Die Kinder und Jugendlichen von heute gestalten die Arbeitswelt von morgen. Wir erreichen sie durch unser Wirken in einer prägenden Lebensphase. Dort können wir den Grundstein legen für eine sichere und gesunde Arbeitswelt. Unser Ziel ist es, dass sie Sicherheits- und Gesundheitskompetenz von klein auf entwickeln. Denn wenn wir frühzeitig ein gesundes und sicheres Verhalten im Bewusstsein der Heranwachsenden verankern können, werden sie es ganz selbstverständlich in ihre spätere Arbeitswelt weitertragen.

Wo setzt die Unfallkasse Nordrhein-Westfalen aktuell ihre Schwerpunkte bei der Prävention?

Wir verfolgen das Konzept der „Guten gesunden Schule“ und das bewährt sich schon seit über zehn Jahren. Es regt an, Bildung und schulische Gesundheitsförderung stärker miteinander zu verzahnen. Daneben setzen wir auf Mobilitätserziehung und Bewegungsförderung.

Was heißt das konkret?

Wir machen uns als gesetzliche Unfallversicherung für den Ausbau sicherer Infrastrukturen in den Städten stark. Zudem wollen wir die Fahrkompetenz junger Fahrradfahrerinnen und -fahrer stärken. Das ist mir auch ein persönliches Anliegen. Ich begrüße es ausdrücklich, wenn der Schulweg autonom mit eigener Muskelkraft zurückgelegt wird, statt beispielsweise mit dem Elterntaxi. Ich sehe darin eine gute Möglichkeit, dem wachsenden Bewegungsmangel bei Kindern und Jugendlichen entgegenzuwirken.

Die Unfallkassen sind auch zuständig für Sicherheit und Gesundheit in den Bildungseinrichtungen. Welche Unterstützung bieten sie in der Pandemie?

In Abstimmung mit dem NRW-Ministerium für Schule und Bildung geben wir den Lehrkräften Handlungsempfehlungen – sei es für den Schulbetrieb oder den Unterricht zu Hause. Wir haben zudem alles darangesetzt, unserem Qualifizierungsauftrag so schnell wie möglich wieder nachzukommen. Mit angepassten Hygiene- und Schutzkonzepten standen wir ab August 2020 den Lehrkräften wieder zur Seite. Wir beraten sie zum Thema richtiges Lüften, zu Hygieneplänen, dem Tragen von Masken oder anderen pandemiebedingten Themen wie dem Versicherungsschutz beim Sportunterricht auf Distanz.

Welche Themen muss die Schülerunfallversicherung zukünftig stärker berücksichtigen?

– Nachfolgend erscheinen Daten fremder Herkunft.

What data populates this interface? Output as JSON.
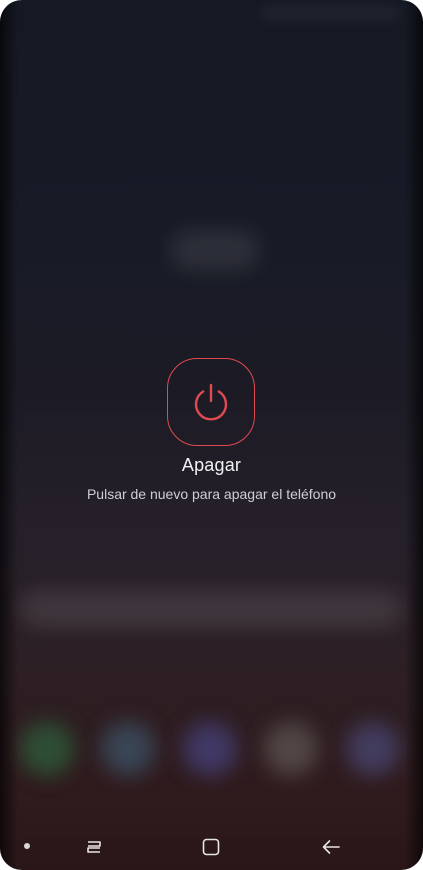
{
  "power_prompt": {
    "title": "Apagar",
    "subtitle": "Pulsar de nuevo para apagar el teléfono",
    "icon": "power-icon",
    "accent_color": "#e04a50"
  },
  "navigation_bar": {
    "buttons": [
      "recents-icon",
      "home-icon",
      "back-icon"
    ]
  }
}
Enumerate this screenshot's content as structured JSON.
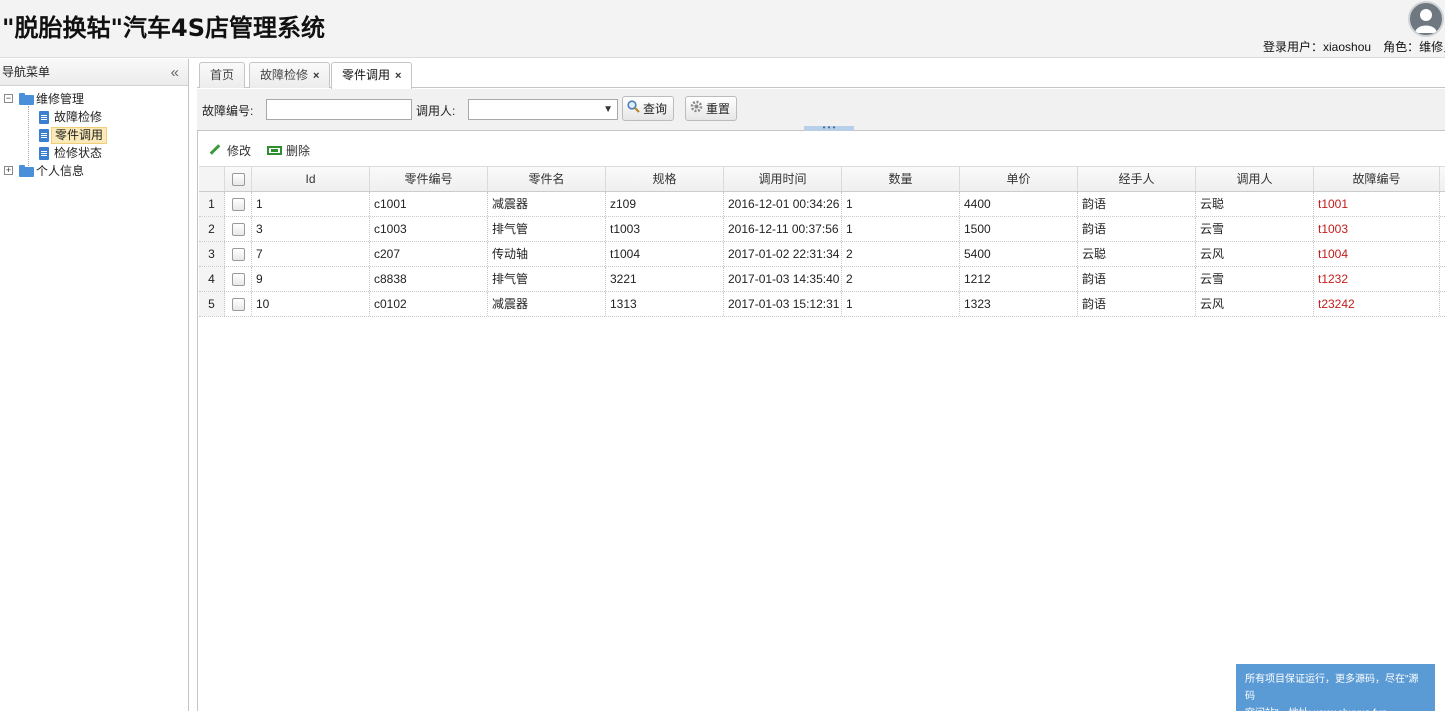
{
  "header": {
    "title": "\"脱胎换轱\"汽车4S店管理系统",
    "user_label": "登录用户：",
    "username": "xiaoshou",
    "role_label": "角色：",
    "role_value": "维修员"
  },
  "sidebar": {
    "title": "导航菜单",
    "collapse_glyph": "«",
    "tree": {
      "group1": "维修管理",
      "items": [
        "故障检修",
        "零件调用",
        "检修状态"
      ],
      "group2": "个人信息"
    }
  },
  "tabs": [
    "首页",
    "故障检修",
    "零件调用"
  ],
  "search": {
    "fault_no_label": "故障编号:",
    "fault_no_value": "",
    "caller_label": "调用人:",
    "caller_value": "",
    "query_button": "查询",
    "reset_button": "重置"
  },
  "toolbar": {
    "edit": "修改",
    "delete": "删除"
  },
  "table": {
    "columns": [
      "Id",
      "零件编号",
      "零件名",
      "规格",
      "调用时间",
      "数量",
      "单价",
      "经手人",
      "调用人",
      "故障编号"
    ],
    "rows": [
      {
        "n": "1",
        "id": "1",
        "part_no": "c1001",
        "part_name": "减震器",
        "spec": "z109",
        "time": "2016-12-01 00:34:26",
        "qty": "1",
        "price": "4400",
        "handler": "韵语",
        "caller": "云聪",
        "fault_no": "t1001"
      },
      {
        "n": "2",
        "id": "3",
        "part_no": "c1003",
        "part_name": "排气管",
        "spec": "t1003",
        "time": "2016-12-11 00:37:56",
        "qty": "1",
        "price": "1500",
        "handler": "韵语",
        "caller": "云雪",
        "fault_no": "t1003"
      },
      {
        "n": "3",
        "id": "7",
        "part_no": "c207",
        "part_name": "传动轴",
        "spec": "t1004",
        "time": "2017-01-02 22:31:34",
        "qty": "2",
        "price": "5400",
        "handler": "云聪",
        "caller": "云风",
        "fault_no": "t1004"
      },
      {
        "n": "4",
        "id": "9",
        "part_no": "c8838",
        "part_name": "排气管",
        "spec": "3221",
        "time": "2017-01-03 14:35:40",
        "qty": "2",
        "price": "1212",
        "handler": "韵语",
        "caller": "云雪",
        "fault_no": "t1232"
      },
      {
        "n": "5",
        "id": "10",
        "part_no": "c0102",
        "part_name": "减震器",
        "spec": "1313",
        "time": "2017-01-03 15:12:31",
        "qty": "1",
        "price": "1323",
        "handler": "韵语",
        "caller": "云风",
        "fault_no": "t23242"
      }
    ]
  },
  "ad": {
    "line1": "所有项目保证运行，更多源码，尽在\"源码",
    "line2": "空间站\"，地址: www.shuyue.fun"
  },
  "colors": {
    "fault_no_text": "#c21c1c",
    "ad_background": "#5b9bd5",
    "tree_selected": "#fbe9b7"
  }
}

Wir müssen den ganzheitlichen Blick auf das System Schule weiterverfolgen. Das heißt, Schulleitungen darin zu bestärken und zu befähigen, Sicherheit und Gesundheit in den Schulalltag zu integrieren. Denn gesunde Lernumgebungen ziehen gute Lernergebnisse nach sich. Wir werden unsere Präventionskonzepte auch noch stärker an Erkenntnissen der Forschung ausrichten. Das heißt zum Beispiel, die Unfallstatistiken stärker zu differenzieren, neue Themen zu benennen und passende Maßnahmen zu entwickeln.

Ich bin überzeugt, dass Prävention gelingt, wenn wir zukünftige Herausforderungen in den Blick nehmen. Da darf man auch vor sensiblen Themen nicht zurückschrecken. Wir werden verstärkt auf die psychische Belastung eingehen. Aber auch das gemeinsame Lernen von Kindern mit unterschiedlichen Sprachkompetenzen und Interkulturalität müssen stärker in den Fokus rücken.